3.79 AVERAGE


We listened to an audiobook and while the story was good, sometimes the voice of the narrator was annoying. Overall though an interesting story to listen to; my children, especially my youngest enjoyed it.
emotional hopeful inspiring

3.5 stars
Letters from Rifka is the story of a Russian, Jewish girl, Rifka, whose family is forced to immigrate from Russia to the United States when her parents decide that her brothers will not join the Russian Army. Their immigration story is somewhat nontraditional in that they already have family members in the US who have sent them money to be able to afford the journey. In another twist, Rifka finds herself ill with ringworm and cannot join her family on their voyage. She must spend months in Belgium recovering and then make the long ocean crossing alone.

My main issue with the story is that I don't think the epistolatory style works for this book.
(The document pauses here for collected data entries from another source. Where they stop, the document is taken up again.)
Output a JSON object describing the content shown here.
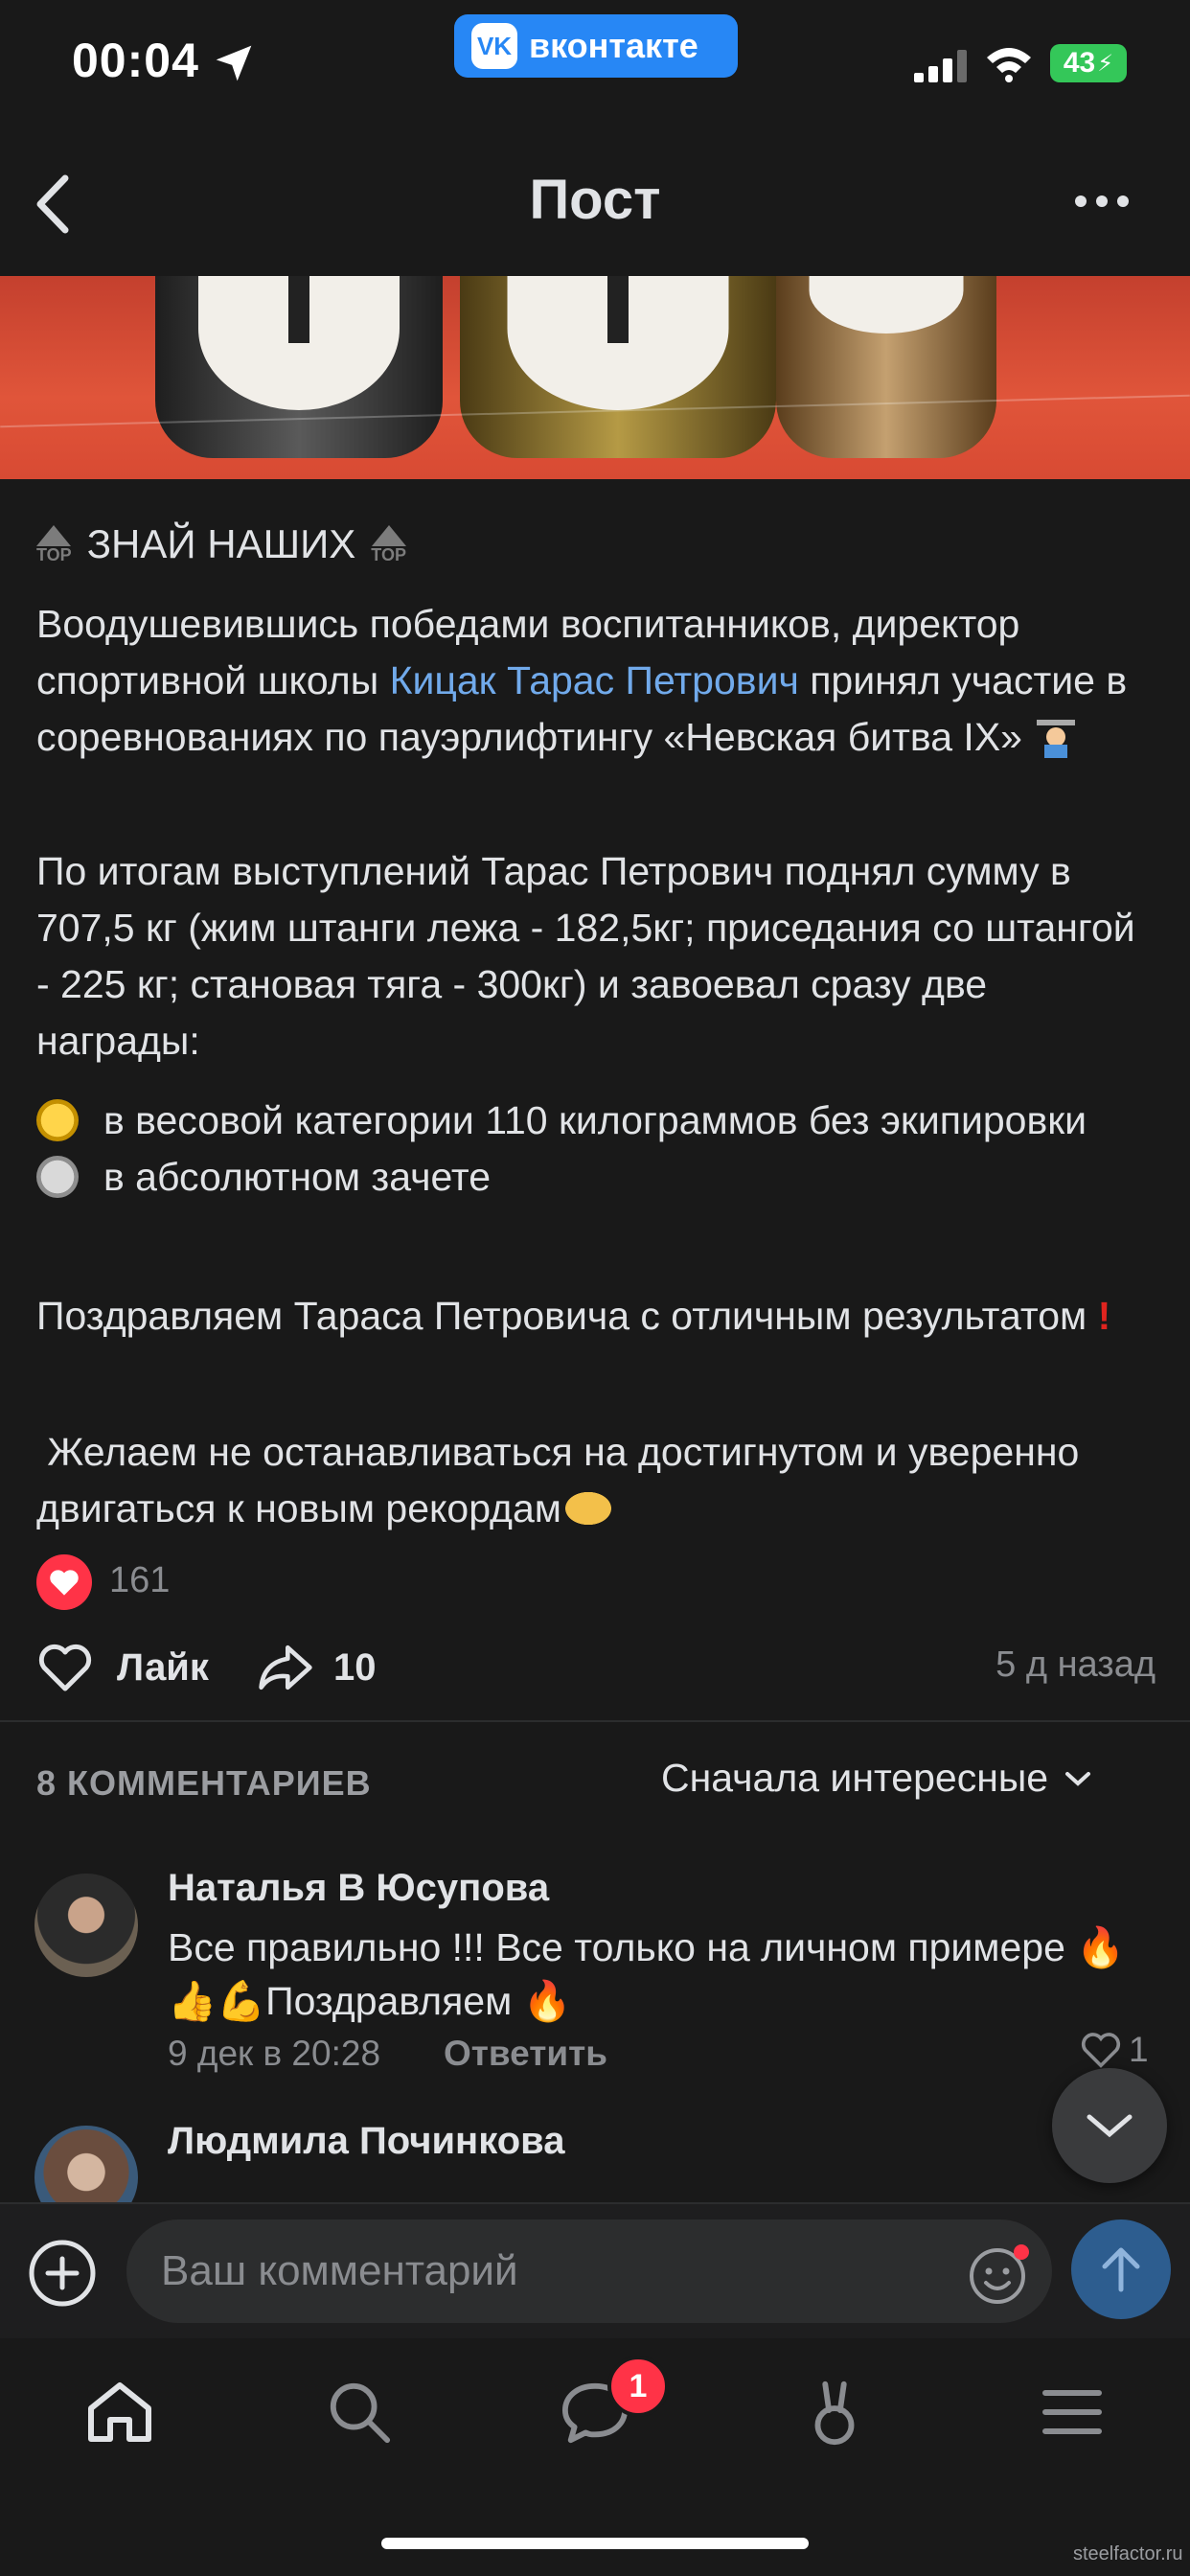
{
  "status_bar": {
    "time": "00:04",
    "app_badge": "вконтакте",
    "battery": "43"
  },
  "nav": {
    "title": "Пост"
  },
  "post": {
    "tag_label": "ЗНАЙ НАШИХ",
    "top_mark": "TOP",
    "p1_before": "Воодушевившись победами воспитанников, директор спортивной школы ",
    "p1_link": "Кицак Тарас Петрович",
    "p1_after": " принял участие в соревнованиях по пауэрлифтингу «Невская битва IX»",
    "p2": "По итогам выступлений Тарас Петрович поднял сумму в 707,5 кг (жим штанги лежа - 182,5кг; приседания со штангой - 225 кг; становая тяга - 300кг) и завоевал сразу две награды:",
    "award1": "в весовой категории 110 килограммов без экипировки",
    "award2": "в абсолютном зачете",
    "p3": "Поздравляем Тараса Петровича с отличным результатом",
    "p4": " Желаем не останавливаться на достигнутом и уверенно двигаться к новым рекордам",
    "likes_count": "161",
    "like_label": "Лайк",
    "shares_count": "10",
    "time_ago": "5 д назад"
  },
  "comments": {
    "count_label": "8 КОММЕНТАРИЕВ",
    "sort_label": "Сначала интересные",
    "items": [
      {
        "author": "Наталья В Юсупова",
        "text": "Все правильно !!! Все только на личном примере 🔥👍💪Поздравляем 🔥",
        "date": "9 дек в 20:28",
        "reply_label": "Ответить",
        "likes": "1"
      },
      {
        "author": "Людмила Починкова"
      }
    ]
  },
  "composer": {
    "placeholder": "Ваш комментарий"
  },
  "tabbar": {
    "messages_badge": "1"
  },
  "watermark": "steelfactor.ru",
  "colors": {
    "background": "#191919",
    "accent": "#2787f5",
    "link": "#71aaeb",
    "like_red": "#ff3347"
  }
}
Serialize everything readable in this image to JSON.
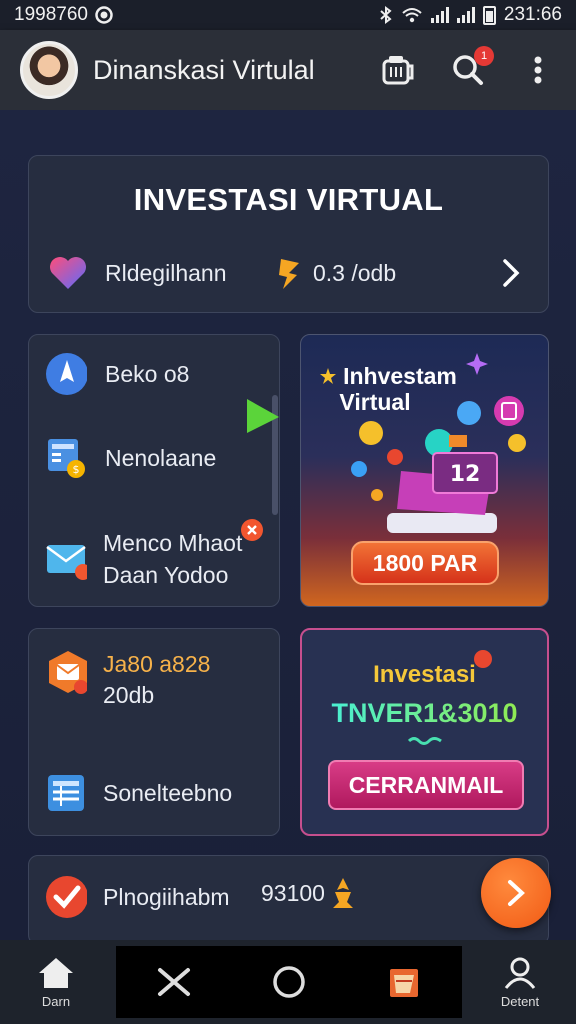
{
  "status_bar": {
    "left_text": "1998760",
    "time": "231:66"
  },
  "app_bar": {
    "title": "Dinanskasi Virtulal",
    "notification_count": "1"
  },
  "hero_card": {
    "title": "INVESTASI VIRTUAL",
    "left_label": "Rldegilhann",
    "right_value": "0.3 /odb"
  },
  "menu_card": {
    "items": [
      {
        "label": "Beko o8"
      },
      {
        "label": "Nenolaane"
      },
      {
        "label_line1": "Menco Mhaot",
        "label_line2": "Daan Yodoo"
      }
    ]
  },
  "promo_card": {
    "title_line1": "Inhvestam",
    "title_line2": "Virtual",
    "tile_text": "12",
    "button_label": "1800 PAR"
  },
  "stats_card": {
    "value_line1": "Ja80 a828",
    "value_line2": "20db",
    "link_label": "Sonelteebno"
  },
  "invest_card": {
    "title": "Investasi",
    "code": "TNVER1&3010",
    "button_label": "CERRANMAIL"
  },
  "summary_card": {
    "label": "Plnogiihabm",
    "value": "93100"
  },
  "bottom_nav": {
    "home_label": "Darn",
    "account_label": "Detent"
  },
  "colors": {
    "accent_orange": "#f15a14",
    "promo_border": "#c64f8e",
    "button_pink": "#c4256f",
    "code_gradient_start": "#3ff0e6",
    "code_gradient_end": "#9bea3f"
  }
}
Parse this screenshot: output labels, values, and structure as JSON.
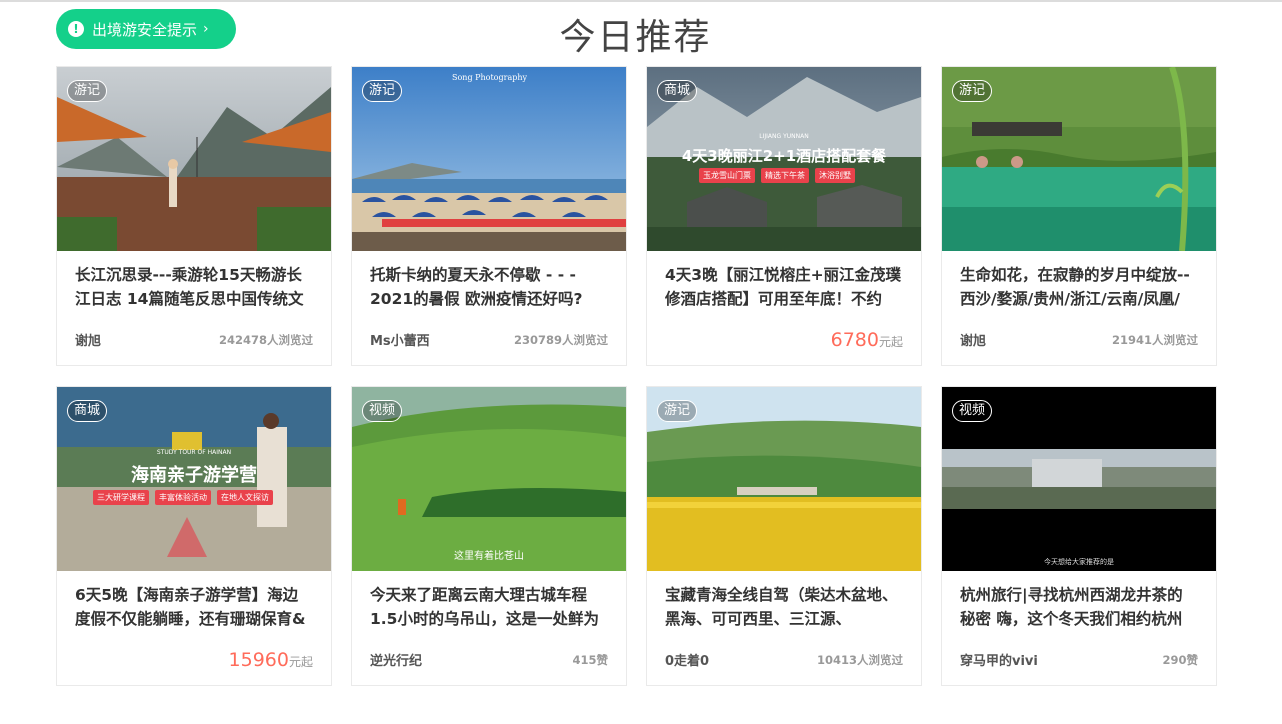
{
  "header": {
    "safety_label": "出境游安全提示",
    "title": "今日推荐"
  },
  "cards": [
    {
      "tag": "游记",
      "title": "长江沉思录---乘游轮15天畅游长江日志 14篇随笔反思中国传统文",
      "author": "谢旭",
      "views": "242478人浏览过"
    },
    {
      "tag": "游记",
      "title": "托斯卡纳的夏天永不停歇 - - - 2021的暑假 欧洲疫情还好吗?",
      "author": "Ms小蕾西",
      "views": "230789人浏览过",
      "photo_caption": "Song Photography"
    },
    {
      "tag": "商城",
      "title": "4天3晚【丽江悦榕庄+丽江金茂璞修酒店搭配】可用至年底！不约",
      "price": "6780",
      "price_unit": "元起",
      "banner": {
        "sub": "LIJIANG YUNNAN",
        "headline": "4天3晚丽江2+1酒店搭配套餐",
        "chips": [
          "玉龙雪山门票",
          "精选下午茶",
          "沐浴别墅"
        ]
      }
    },
    {
      "tag": "游记",
      "title": "生命如花，在寂静的岁月中绽放--西沙/婺源/贵州/浙江/云南/凤凰/",
      "author": "谢旭",
      "views": "21941人浏览过"
    },
    {
      "tag": "商城",
      "title": "6天5晚【海南亲子游学营】海边度假不仅能躺睡，还有珊瑚保育&",
      "price": "15960",
      "price_unit": "元起",
      "banner": {
        "sub": "STUDY TOUR OF HAINAN",
        "headline": "海南亲子游学营",
        "chips": [
          "三大研学课程",
          "丰富体验活动",
          "在地人文探访"
        ]
      }
    },
    {
      "tag": "视频",
      "title": "今天来了距离云南大理古城车程1.5小时的乌吊山，这是一处鲜为",
      "author": "逆光行纪",
      "views": "415赞",
      "subtitle": "这里有着比苍山"
    },
    {
      "tag": "游记",
      "title": "宝藏青海全线自驾（柴达木盆地、黑海、可可西里、三江源、",
      "author": "0走着0",
      "views": "10413人浏览过"
    },
    {
      "tag": "视频",
      "title": "杭州旅行|寻找杭州西湖龙井茶的秘密 嗨，这个冬天我们相约杭州",
      "author": "穿马甲的vivi",
      "views": "290赞",
      "subtitle": "今天想给大家推荐的是"
    }
  ]
}
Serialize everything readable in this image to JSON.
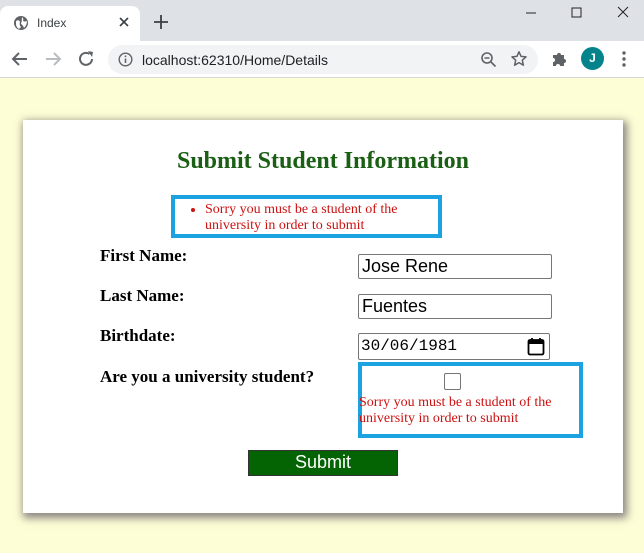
{
  "browser": {
    "tab_title": "Index",
    "url": "localhost:62310/Home/Details",
    "avatar_letter": "J"
  },
  "form": {
    "title": "Submit Student Information",
    "summary_errors": [
      "Sorry you must be a student of the university in order to submit"
    ],
    "first_name_label": "First Name:",
    "first_name_value": "Jose Rene",
    "last_name_label": "Last Name:",
    "last_name_value": "Fuentes",
    "birthdate_label": "Birthdate:",
    "birthdate_value": "30/06/1981",
    "student_label": "Are you a university student?",
    "student_checked": false,
    "student_error": "Sorry you must be a student of the university in order to submit",
    "submit_label": "Submit"
  },
  "colors": {
    "page_bg": "#fefed6",
    "title": "#1a5f14",
    "error": "#cc1111",
    "highlight_border": "#1aa3e0",
    "submit_bg": "#046404"
  }
}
To fill readers in on the political and social climate of Russia, Rifka has to do a lot of explaining that would not actually take place in a letter to her cousin.

I do think Letters from Rifka tells a unique immigration story, but middle-grade readers could handle a little more background on the reality of life for Jews in Russia during the pogroms and also have been better served by having a harder look at what life was like for these immigrants when they reached America.

Cool book from a view that not many have heard from. Love this!

A very interesting MG story about a Russian Jewish girl who gets separated from her family when they emigrate to America in 1919-1920. For some reason I was afraid the story wouldn't have a happy ending, but I was pleasantly surprised and glad for Rifka, after all that she endured alone.

I love historical fiction and this book is a great example of the genre. In just 150 pages, we travel with Rifka from Burdichev, to Poland, to Belgium and finally to Ellis Island as her Jewish family attempts to escape from persecution in Russia in 1919. If you like this book, check out Mission Four from the online historical fiction game Mission US: City of Immigrants.

This is the book I will use for my next unit in ELA and Social Studies. I picked it for the Social Studies unit on Industrialization, Urbanization, Immigration, and Progressivism. It fits best with the immigration part of that, obviously. Having finished it now, I am very glad that I chose it, for a number of reasons.

The book does a great job of encapsulating all of the tragedies and triumphs of the story of immigrants to America, in particular Jewish immigrants. The perseverance and intelligence of immigrants shines through in this book, which also makes it fit the ELA unit on human intelligence quite well. I think my students will also like it because it relatively short and simple (that's why it only gets 4 stars), although it never shies away from the truths of history.

This is the story of a Jewish family from Berdychiv, in what today is Ukraine, and their flight to America because of an attempt to avoid conscription into the Soviet Army for several of the brothers of the family. It is based on the true story of the author's great-aunt.

I think it will open the door for a lot of learning opportunities for my students. For sure, it will connect to poetry, that I need to do more to teach them. We will study Pushkin as well as the famous Emma Lazarus poem on the Statue of Liberty. Beyond that, there is so much I will need to teach them to help them understand this book, and this will also help set the stage for our study of World War II later. Beyond the easy ones like Ellis Island, there is a lot of complex European and Jewish history, some of which I haven't studied myself since college and graduate school. I will need to cover WWI (briefly, because we will cover it in more depth in a later unit), the Russian Revolution, Anti-Semitism (they have already learned some of this, but not enough), Yiddish, pogroms, Hasidic Judaism, Ashkenazi Jews, the Pale of Settlement, and the changing geographic borders of Eastern Europe in the 19th and 20th centuries. Fun for me! Although, perhaps not quite so much fun for them.

I am enjoying this project of creating an "American Studies" class, and my upcoming review of Fahrenheit 451 will get more into that.

A quick read that feels like a conversation. What I enjoyed most was the narrative of Rifka's experiences on Ellis Island - her commentary on what it means to be an immigrant and about belonging was striking and thought provoking.

I read this last weekend and really enjoyed it. I'll keep it for our family library as I'm sure some of the kids will want to read it too.